Il reste que pour Françoise Grun­vald la poésie est non seule­ment épanche­ment affec­tif, con­fi­dence à mi-voix, secrets mur­mures des forêts, mais aus­si arme d’une juste guerre, instru­ment d’un beau et bon com­bat : con­tre le mas­sacre de la nature, con­tre le mas­sacre des hommes, con­tre toute perte de dig­nité et de noblesse. Mur­mures et cris, page 100, résume en excel­lence l’éthique de ce com­bat et met le poète en sit­u­a­tion de regarder en face, au bord de l’abîme, le désas­tre de notre monde con­tem­po­rain. Une louable et oppor­tune apti­tude à livr­er bataille au nom du vrai se révèle dans la ten­dresse des attache­ments, des enracin­e­ments, des douloureuses ou apaisantes caress­es de la mémoire et de l’amour. Surtout, en une nappe d’eau vive, un courant intariss­able ne s’interdisant aucun des ter­ri­toires à recou­vrir d’une trans­parence solaire comme d’une nou­velle nais­sance, s’exerce une sen­su­al­ité à la grâce et à la déli­catesse très élu­ar­di­ennes, s’appropriant le végé­tal, l’animal, le minéral, saisons et météores, toutes les présences de l’esprit de la terre mis­es d’emblée en rela­tion avec la lib­erté de con­science. Un sûr instinct de l’eurythmie assure et préserve les sou­ples enlace­ments de thèmes venus des âges les plus anciens. L’être ain­si se tient, sou­verain, au cen­tre du temps et de l’espace.

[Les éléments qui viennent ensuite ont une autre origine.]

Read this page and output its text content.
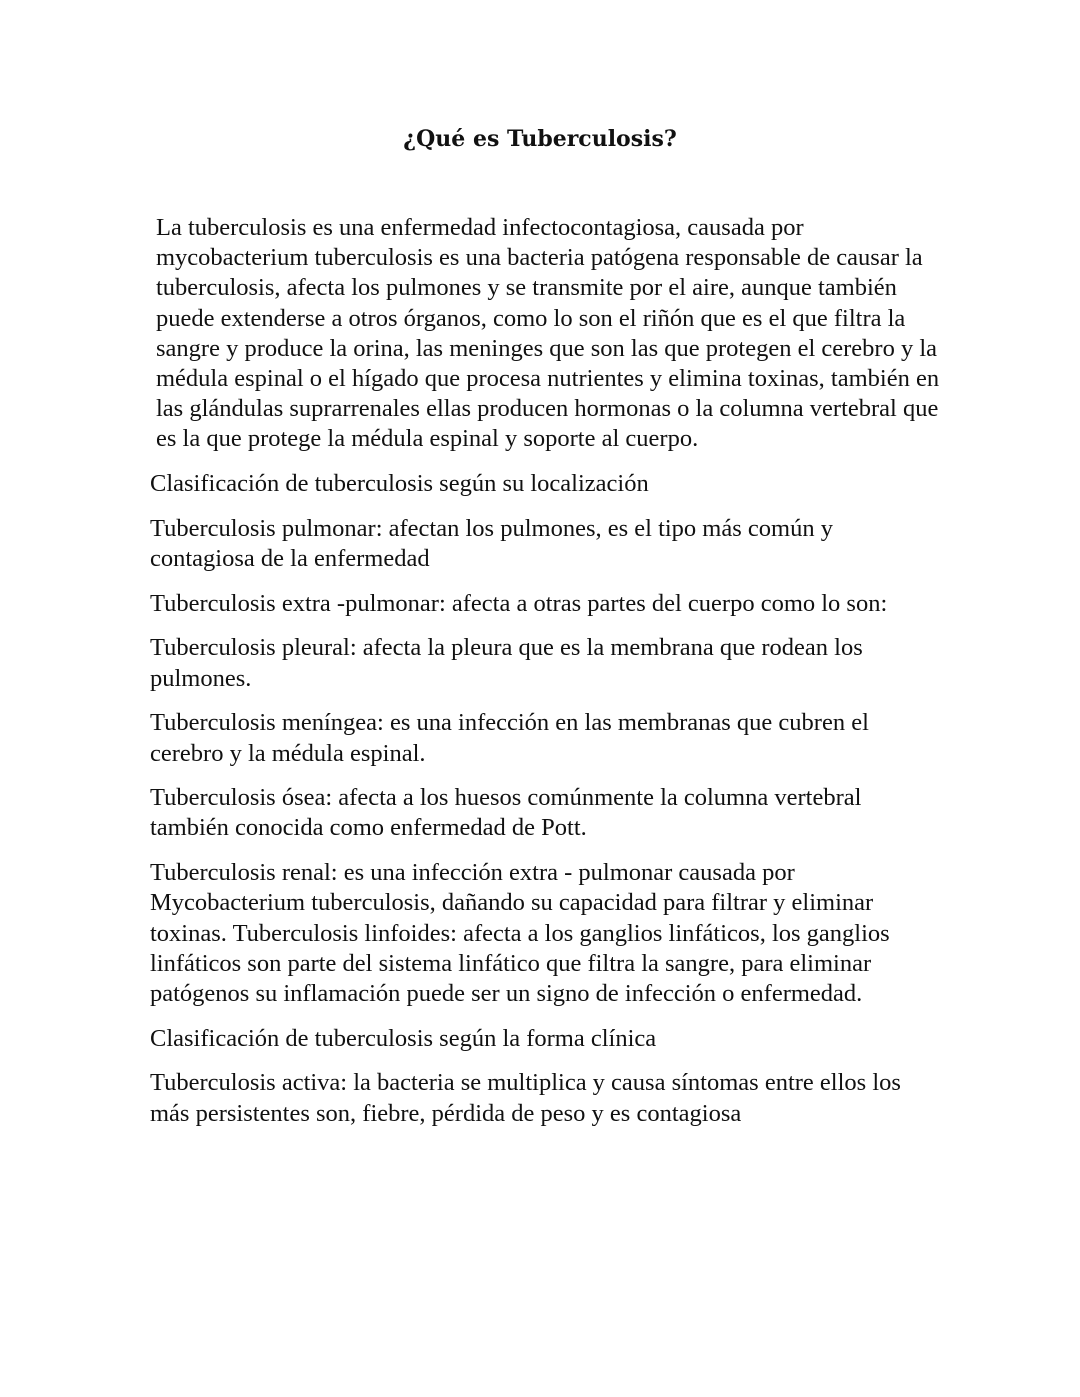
¿Qué es Tuberculosis?

La tuberculosis es una enfermedad infectocontagiosa, causada por mycobacterium tuberculosis es una bacteria patógena responsable de causar la tuberculosis, afecta los pulmones y se transmite por el aire, aunque también puede extenderse a otros órganos, como lo son el riñón que es el que filtra la sangre y produce la orina, las meninges que son las que protegen el cerebro y la médula espinal o el hígado que procesa nutrientes y elimina toxinas, también en las glándulas suprarrenales ellas producen hormonas o la columna vertebral que es la que protege la médula espinal y soporte al cuerpo.

Clasificación de tuberculosis según su localización

Tuberculosis pulmonar: afectan los pulmones, es el tipo más común y contagiosa de la enfermedad

Tuberculosis extra -pulmonar: afecta a otras partes del cuerpo como lo son:

Tuberculosis pleural: afecta la pleura que es la membrana que rodean los pulmones.

Tuberculosis meníngea: es una infección en las membranas que cubren el cerebro y la médula espinal.

Tuberculosis ósea: afecta a los huesos comúnmente la columna vertebral también conocida como enfermedad de Pott.

Tuberculosis renal: es una infección extra - pulmonar causada por Mycobacterium tuberculosis, dañando su capacidad para filtrar y eliminar toxinas. Tuberculosis linfoides: afecta a los ganglios linfáticos, los ganglios linfáticos son parte del sistema linfático que filtra la sangre, para eliminar patógenos su inflamación puede ser un signo de infección o enfermedad.

Clasificación de tuberculosis según la forma clínica

Tuberculosis activa: la bacteria se multiplica y causa síntomas entre ellos los más persistentes son, fiebre, pérdida de peso y es contagiosa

Et, de poème en poème, ce par­cours pour le meilleur à tra­vers la douceur ini­tiale des choses, la fraîcheur et la justesse des images, cette com­mu­nion avec ce qui demeure à la fois d’intact et de men­acé dans la Créa­tion s’écrit, en élé­gies de l’assentiment ou de la rébel­lion, sans jamais atten­ter à l’exigence lyrique du poème, à la res­pi­ra­tion même de la con­di­tion poé­tique, et même quand la blessure, la colère ou l’emportement du rêve abrège le vers et accélère son allure. Ce qui fait Françoise Grun­vald rejoin­dre, en prox­im­ité de valeur, pareille alti­tude et sem­blable révolte, l’une des plus grandes poét­esses d’aujourd’hui, Claude de Burine.